I genitori dovrebbero informarsi, anche durante le visite pediatriche, per verificare i tempi di frequenza dei propri figli dei social e video game, valutando se vi sia il rischio di cyberbullismo.
La dipendenza non è l’unico rischio. Per tutti, in primis per ragazzi e adolescenti. Tenerlo acceso mentre si dorme può portare un ragazzo a dormire meno, con casi anche di disturbo di comportamento. Pensiamo poi alla vista, al rischio di bruciore oculare.
A livello di apprendimento, pensiamo alle distrazioni, sia per il ragazzo che studia come per una persona che lavora. Senza dimenticare la sostanza, cioè l’incapacità, per l’universo delle informazioni, di individuare il limite tra il vero ed il falso, tra il buono e meno buono, tra il lecito ed il negativo.
Tra i rischi forse più banali, pensiamo a chi cammina per strada, e magari l’attraversa, ma sempre col telefonino in mano.

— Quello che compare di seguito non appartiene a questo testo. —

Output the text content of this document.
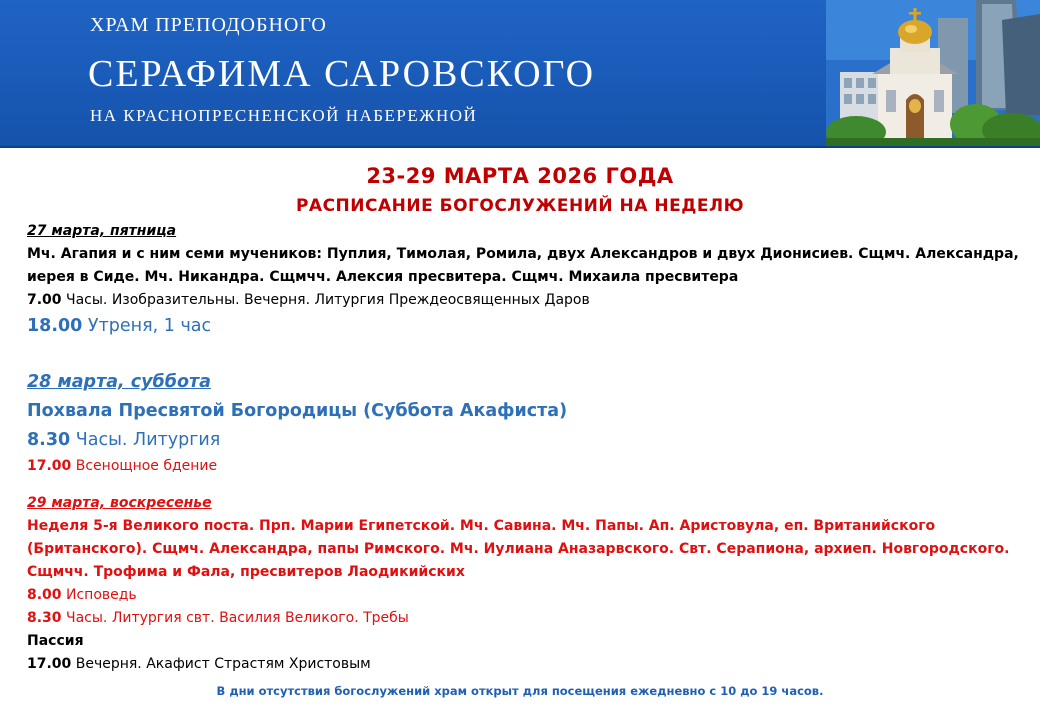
ХРАМ ПРЕПОДОБНОГО
СЕРАФИМА САРОВСКОГО
НА КРАСНОПРЕСНЕНСКОЙ НАБЕРЕЖНОЙ
23-29 МАРТА 2026 ГОДА
РАСПИСАНИЕ БОГОСЛУЖЕНИЙ НА НЕДЕЛЮ
27 марта, пятница
Мч. Агапия и с ним семи мучеников: Пуплия, Тимолая, Ромила, двух Александров и двух Дионисиев. Сщмч. Александра,
иерея в Сиде. Мч. Никандра. Сщмчч. Алексия пресвитера. Сщмч. Михаила пресвитера
7.00 Часы. Изобразительны. Вечерня. Литургия Преждеосвященных Даров
18.00 Утреня, 1 час
28 марта, суббота
Похвала Пресвятой Богородицы (Суббота Акафиста)
8.30 Часы. Литургия
17.00 Всенощное бдение
29 марта, воскресенье
Неделя 5-я Великого поста. Прп. Марии Египетской. Мч. Савина. Мч. Папы. Ап. Аристовула, еп. Вританийского
(Британского). Сщмч. Александра, папы Римского. Мч. Иулиана Аназарвского. Свт. Серапиона, архиеп. Новгородского.
Сщмчч. Трофима и Фала, пресвитеров Лаодикийских
8.00 Исповедь
8.30 Часы. Литургия свт. Василия Великого. Требы
Пассия
17.00 Вечерня. Акафист Страстям Христовым
В дни отсутствия богослужений храм открыт для посещения ежедневно с 10 до 19 часов.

La Rete, ce lo diciamo spesso, è una grande scoperta, che è ricchezza ed opportunità per tutti. Ma richiede consapevolezza e prudenza. Per non esserne risucchiati. Verso mondi paralleli che non sappiamo poi dove ci conducono.
Resta una notazione non a margine. Uno dei valori che ci vengono regalati nella vita riguarda il tempo che ci è concesso: cerchiamo, mi permetto di suggerire, di non sprecarlo. Senza farci fagocitare da uno strumento che, appunto, è solo uno strumento. E non uno scopo nella vita. Serve cioè fin che serve, altrimenti ci schiavizza.
Il valore tempo dice poi altro, la libertà del nostro pensare, essere.
E la libertà è come l’aria. Te ne accorgi del suo valore solo quando ti viene tolta.